Trophies is a collection of poems intertwined with hidden messages where you will question the world, life, existence and yourself through an awakened intellectual experience. The book of poems is the latest work by French poet, philosophy and artist Jean Arno. Arno is an influential artist from the artistic group, Astrée and he’s known for his poetry, digital art and philosophical aphorisms. The poetic aphorisms in Trophies are short statements of eternal truths. While reading the book, you’re forced to use intellect to reconstruct a line of reasoning to interpret hidden meaning in Arno’s work. When readers unfold the purpose of these hidden thoughts, they’re left with the feeling of being enriched.

Could you tell us more about your background? My background is atypical. I was lucky enough to be raised in a family that valued love and thought in all its forms of expression: philosophical, scientific, and artistic. I was a bright student, but I was reluctant to follow the rules of a school that I found uninteresting and outdated. I loved to read and create. I considered that I had more to learn from Homer, Plotinus, Horace, and Shakespeare than I did from this school. The classes Préparatoires aux Grandes Ecoles proved me wrong. Two teachers there changed my life. They pushed me to examine my thoughts and gave me the keys to express them. From that moment on, I wrote with more regularity. See even more details at Jean Arno poetry.

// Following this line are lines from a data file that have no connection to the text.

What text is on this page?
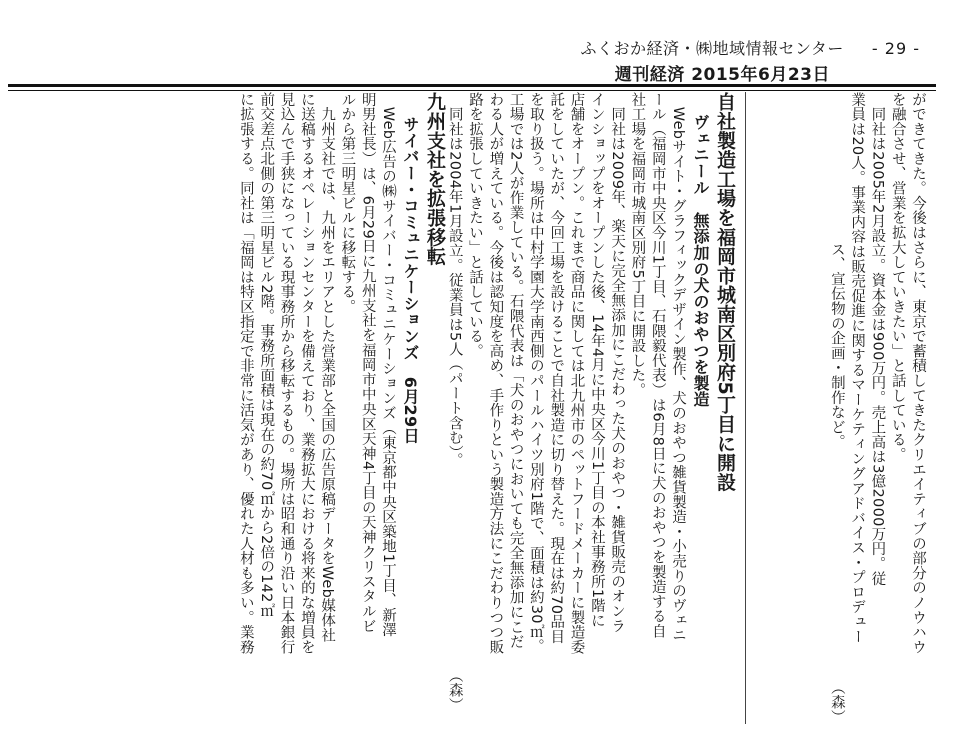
ふくおか経済・㈱地域情報センター - 29 -
週刊経済 2015年6月23日

ができてきた。今後はさらに、東京で蓄積してきたクリエイティブの部分のノウハウ

を融合させ、営業を拡大していきたい」と話している。

　同社は2005年2月設立。資本金は900万円。売上高は3億2000万円。従

業員は20人。事業内容は販売促進に関するマーケティングアドバイス・プロデュー

ス、宣伝物の企画・制作など。（森）

自社製造工場を福岡市城南区別府5丁目に開設

ヴェニール　無添加の犬のおやつを製造

　Webサイト・グラフィックデザイン製作、犬のおやつ雑貨製造・小売りのヴェニ

ール（福岡市中央区今川1丁目、石隈毅代表）は6月8日に犬のおやつを製造する自

社工場を福岡市城南区別府5丁目に開設した。

　同社は2009年、楽天に完全無添加にこだわった犬のおやつ・雑貨販売のオンラ

インショップをオープンした後、14年4月に中央区今川1丁目の本社事務所1階に

店舗をオープン。これまで商品に関しては北九州市のペットフードメーカーに製造委

託をしていたが、今回工場を設けることで自社製造に切り替えた。現在は約70品目

を取り扱う。場所は中村学園大学南西側のパールハイツ別府1階で、面積は約30㎡。

工場では2人が作業している。石隈代表は「犬のおやつにおいても完全無添加にこだ

わる人が増えている。今後は認知度を高め、手作りという製造方法にこだわりつつ販

路を拡張していきたい」と話している。

　同社は2004年1月設立。従業員は5人（パート含む）。（森）

九州支社を拡張移転

サイバー・コミュニケーションズ　6月29日

　Web広告の㈱サイバー・コミュニケーションズ（東京都中央区築地1丁目、新澤

明男社長）は、6月29日に九州支社を福岡市中央区天神4丁目の天神クリスタルビ

ルから第三明星ビルに移転する。

　九州支社では、九州をエリアとした営業部と全国の広告原稿データをWeb媒体社

に送稿するオペレーションセンターを備えており、業務拡大における将来的な増員を

見込んで手狭になっている現事務所から移転するもの。場所は昭和通り沿い日本銀行

前交差点北側の第三明星ビル2階。事務所面積は現在の約70㎡から2倍の142㎡

に拡張する。同社は「福岡は特区指定で非常に活気があり、優れた人材も多い。業務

The game is worth the candle: new fragments appear when one manages to elucidate the mystery: “Every soul that darkness stirs up digs the world with such a stubbornness that chasms blossom with stars of unknown splendor.” When it is not the pleasure of the “game” or the Orphic enigma which carries away the heart of the reader, it is the philosophical accuracy of the subject (“In our reasons murmur/Mysteriously/the eloquent speeches/of our obscure passions”) and the symbolic and Parnassian beauty of the tamed verse: “In her eyes of sapphire / Full of light and clarity / Desires lose themselves / In avid immensity).” When one loves great literature and philosophy, one can only be conquered by this monument of splendor.